Но эта адская бестия — его мать, значит… Юноша невольно ощупывает свое лицо, разглядывает руку, собственная плоть кажется ему теперь чем-то враждебным — волчья яма, на дне которой изнывает страждущая душа. Волосы встают у него дыбом от ужаса перед самим собой — прочь из дома, прочь, не важно куда, только подальше от нее, от этой чудовищной матрицы, отлившей его по своему образу и подобию; он бросается в парк, бежит, не разбирая дороги, спотыкается, падает навзничь и теряет сознание…

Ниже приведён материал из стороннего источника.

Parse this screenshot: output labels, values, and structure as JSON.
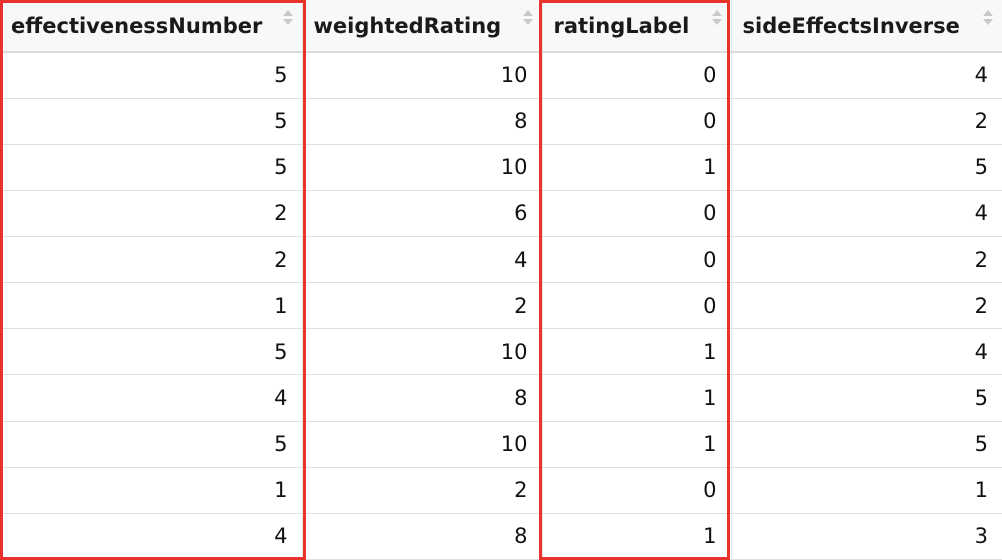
{
  "table": {
    "columns": [
      {
        "key": "effectivenessNumber",
        "label": "effectivenessNumber"
      },
      {
        "key": "weightedRating",
        "label": "weightedRating"
      },
      {
        "key": "ratingLabel",
        "label": "ratingLabel"
      },
      {
        "key": "sideEffectsInverse",
        "label": "sideEffectsInverse"
      }
    ],
    "rows": [
      [
        "5",
        "10",
        "0",
        "4"
      ],
      [
        "5",
        "8",
        "0",
        "2"
      ],
      [
        "5",
        "10",
        "1",
        "5"
      ],
      [
        "2",
        "6",
        "0",
        "4"
      ],
      [
        "2",
        "4",
        "0",
        "2"
      ],
      [
        "1",
        "2",
        "0",
        "2"
      ],
      [
        "5",
        "10",
        "1",
        "4"
      ],
      [
        "4",
        "8",
        "1",
        "5"
      ],
      [
        "5",
        "10",
        "1",
        "5"
      ],
      [
        "1",
        "2",
        "0",
        "1"
      ],
      [
        "4",
        "8",
        "1",
        "3"
      ]
    ]
  },
  "highlight": {
    "color": "#e8322d",
    "highlighted_columns": [
      "effectivenessNumber",
      "ratingLabel",
      "sideEffectsInverse"
    ]
  },
  "icons": {
    "sort": "sort-arrows-icon"
  }
}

На глазах майстера Леонгарда с его часовней что-то происходит, кто-нибудь другой наверняка бы счел это дьявольским наваждением: теперь она освещена десятками свечей, в золотых окладах блистают изображения святых, у алтаря какой-то священник бормочет молитвы, грустный запах увядших венков, открытый гроб, мертвый отец в белоснежной рыцарской мантии, восковые руки сложены на груди… У гроба стоят мужчины в черном, образуя правильный полукруг, еле слышны шепчущие губы, из склепа проникает сырой земляной дух, огромная металлическая крышка люка со сверкающим медным крестом приоткрыта, черный квадрат забвения… Монотонные литании, солнечный свет, проходя сквозь розетку, трепещет в облаке ладана зыбкими косыми струями, окрашенными в зеленый, синий и кроваво-алый цвет, но вот сверху послышался серебряный перезвон, и все вдруг приходит в движение: рука священника в кружевной манжете взмахивает кропилом, двенадцать перчаток, вспорхнув белой дружной стайкой, споро и ловко подхватывают гроб, снимают с катафалка, накрывают крышкой, подводят канаты — и он исчезает в глубине; мужчины проворно сбегают по каменным ступеням, из склепа доносятся глухие удары, скрип песка — и торжественная тишина. Бесшумно одно за другим всплывают на поверхность бледные, серьезные лица, массивная крышка люка медленно опускается, скорбно щелкает замок, пыль легким облачком повисает по периметру огромного квадрата, сверкающий крест лежит недвижим, лежит… Свечи потухают, вместо них на голых стенах, там, где только что блестели золотом изображения святых, пляшут отсветы пламени, в небольшом очаге, потрескивая, горят сосновые сучья, венки истлели, и их прах осыпался на каменные плиты, фигура священника растаяла в воздухе — и вот уже майстер Леонгард наедине с самим собой…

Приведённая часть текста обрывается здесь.